Companies Look to Take the Fun Out of Emissions Reporting

Jamie Wilkie
Courtesy of IMDB

Sustainability reporting was, until recently, a wild west of conflicting methodologies and reporting standards. With investors demanding more reliable sustainability metrics to guide investment decisions, companies have struggled to determine how to deliver those numbers and how to calculate them. 

In response, many organizations are turning to time-tested fun sponges for standards and controls — accounting professionals.

What’s happening: The US Securities and Exchange Commission (SEC) is working on new rules to standardize emissions data requirements for American publicly traded companies, expected to come into effect in 2023.

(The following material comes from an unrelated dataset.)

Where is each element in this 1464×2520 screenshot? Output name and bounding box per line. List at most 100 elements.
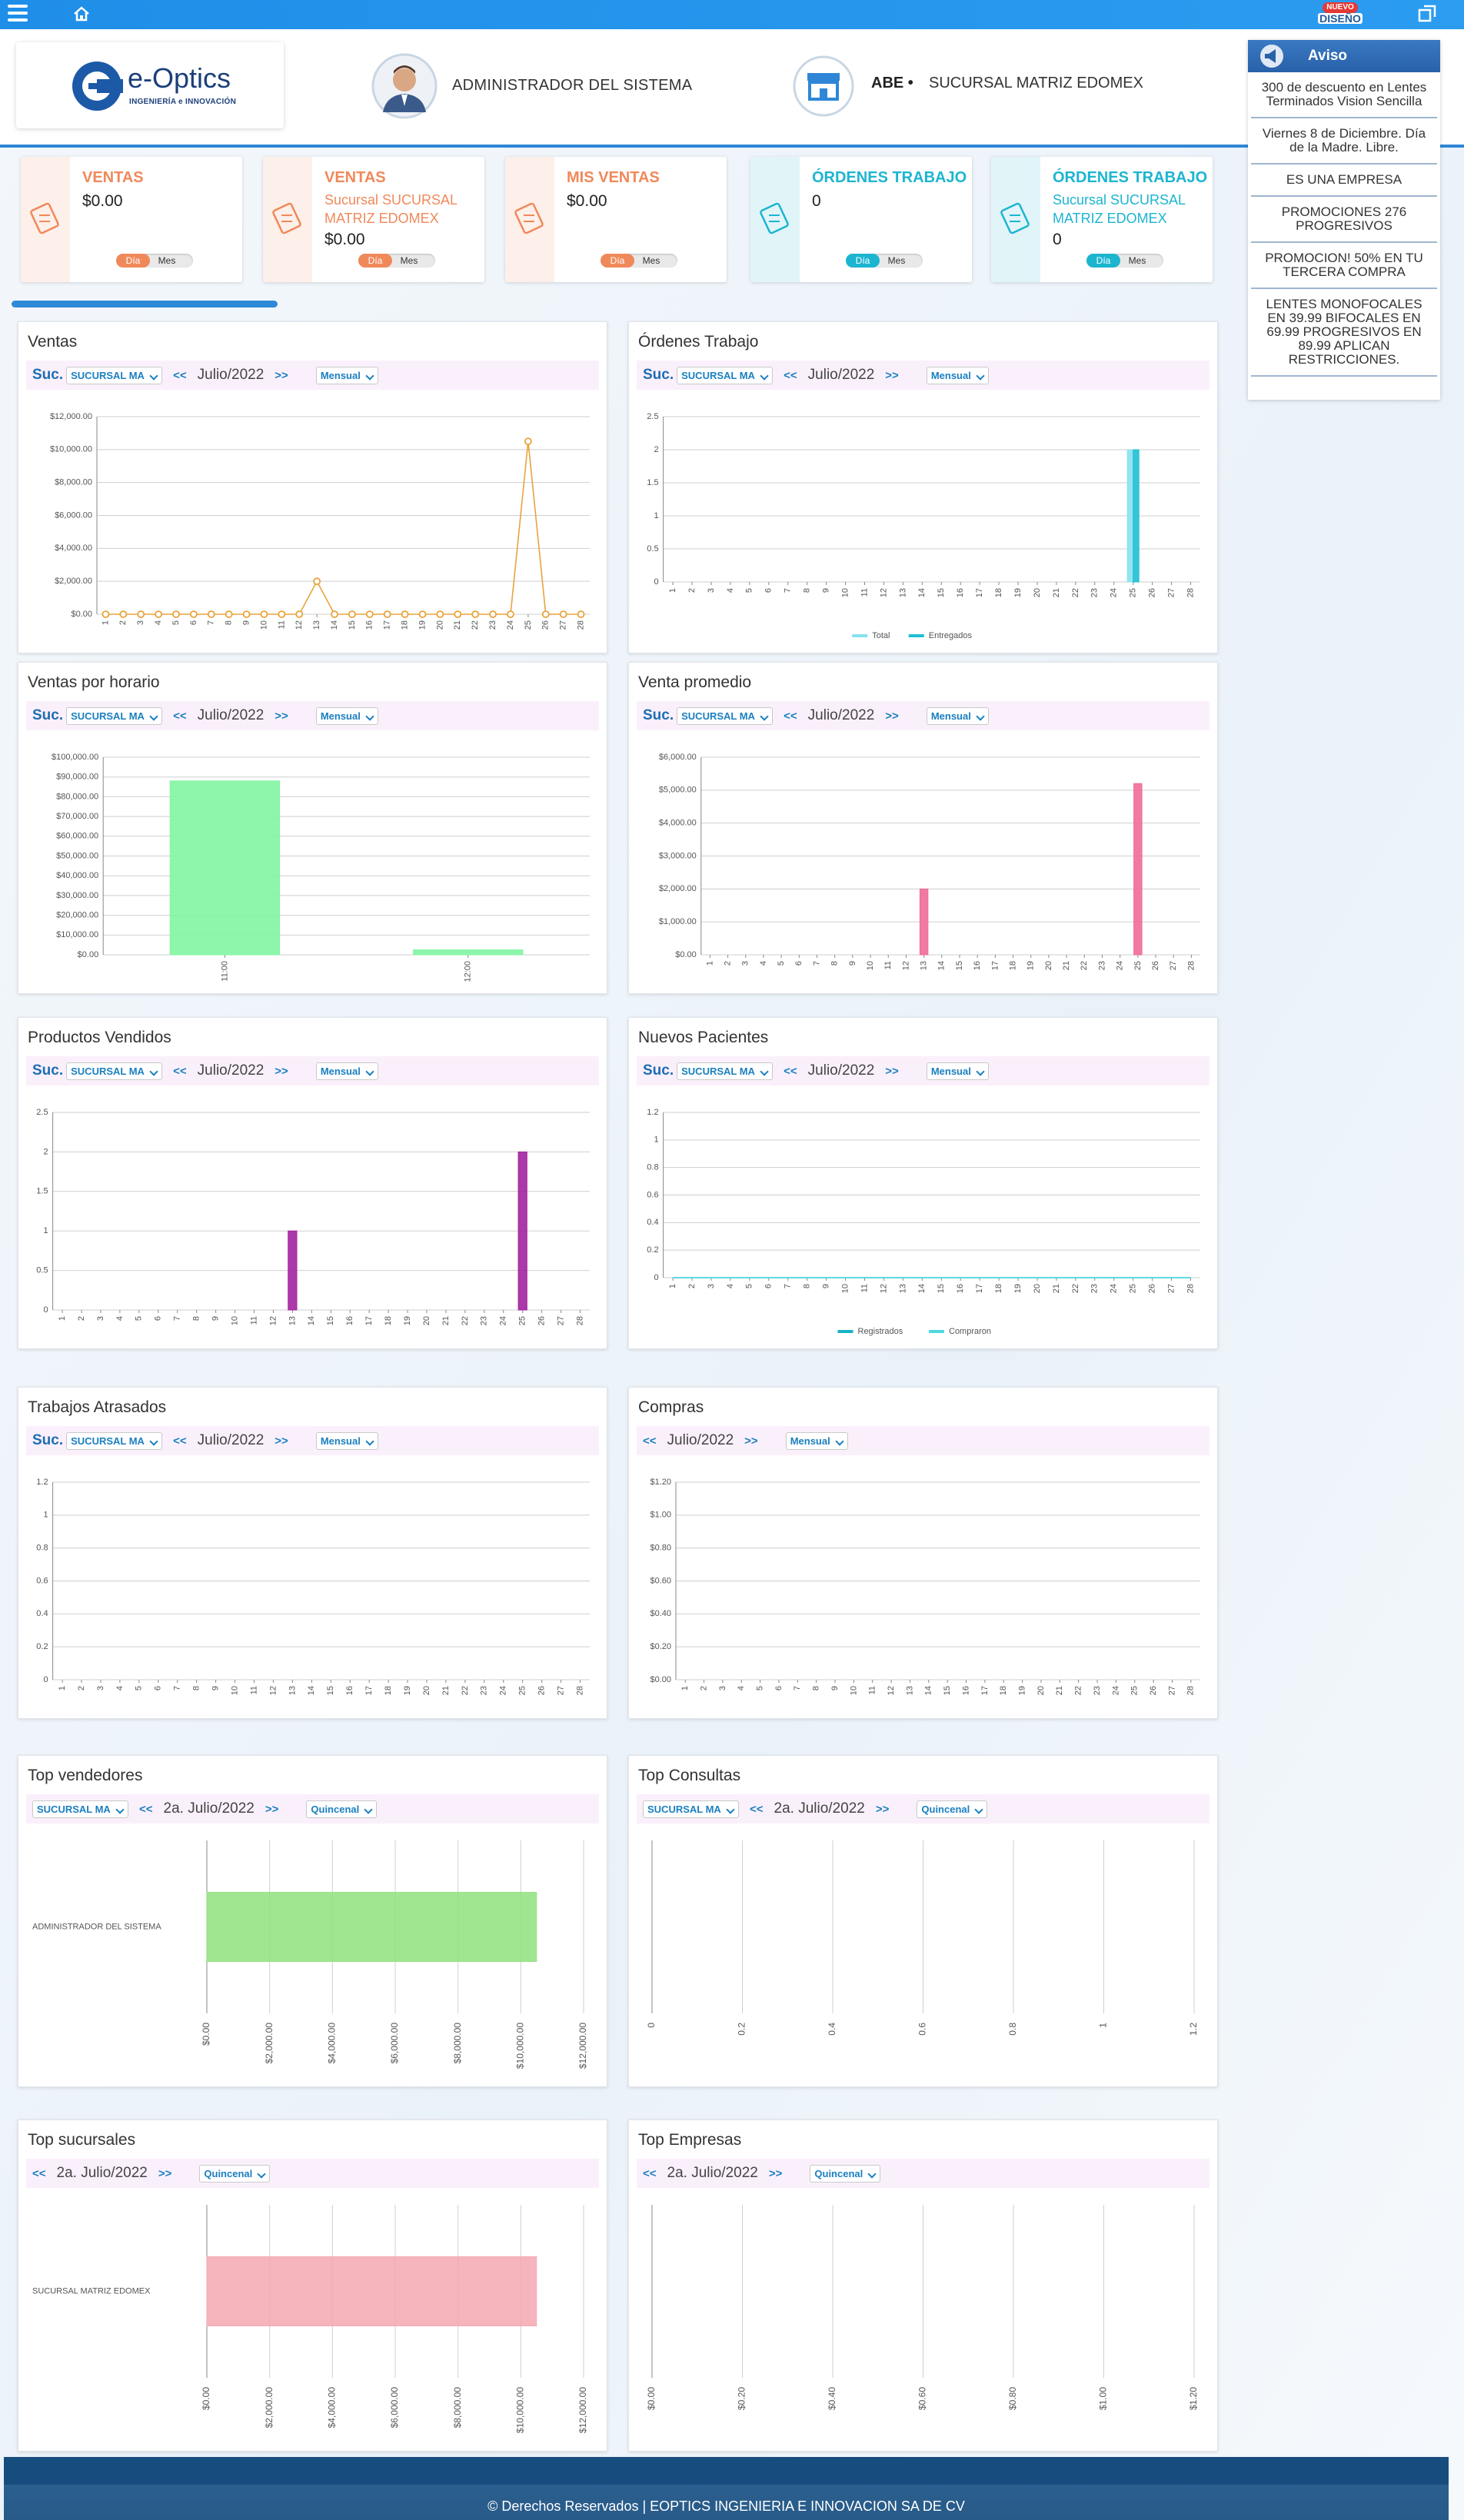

Regardless of the final rules — and there remains a lot of disagreement — some of the data will need to be audited to the same standards as financial information in company reports.

…and that can mean only one thing…

Send in the *shudder* accountants

While not always the life of the party at dinner parties, accountants are the life of the party when it comes to consistently reporting really important numbers. And that is what’s required right now: companies are already assigning some of their best accountants to the task of the new field of carbon accounting to meet anticipated SEC rules.

Not everyone sees the SEC rules the same: US oil and gas producer EOG Resources updated its annual regulatory filing to say climate change “may result in negative perceptions of the oil and gas industry”.

Bottom line: Expect to see a few less pistols and a few more pocket protectors in the wild west of emissions reporting in coming years.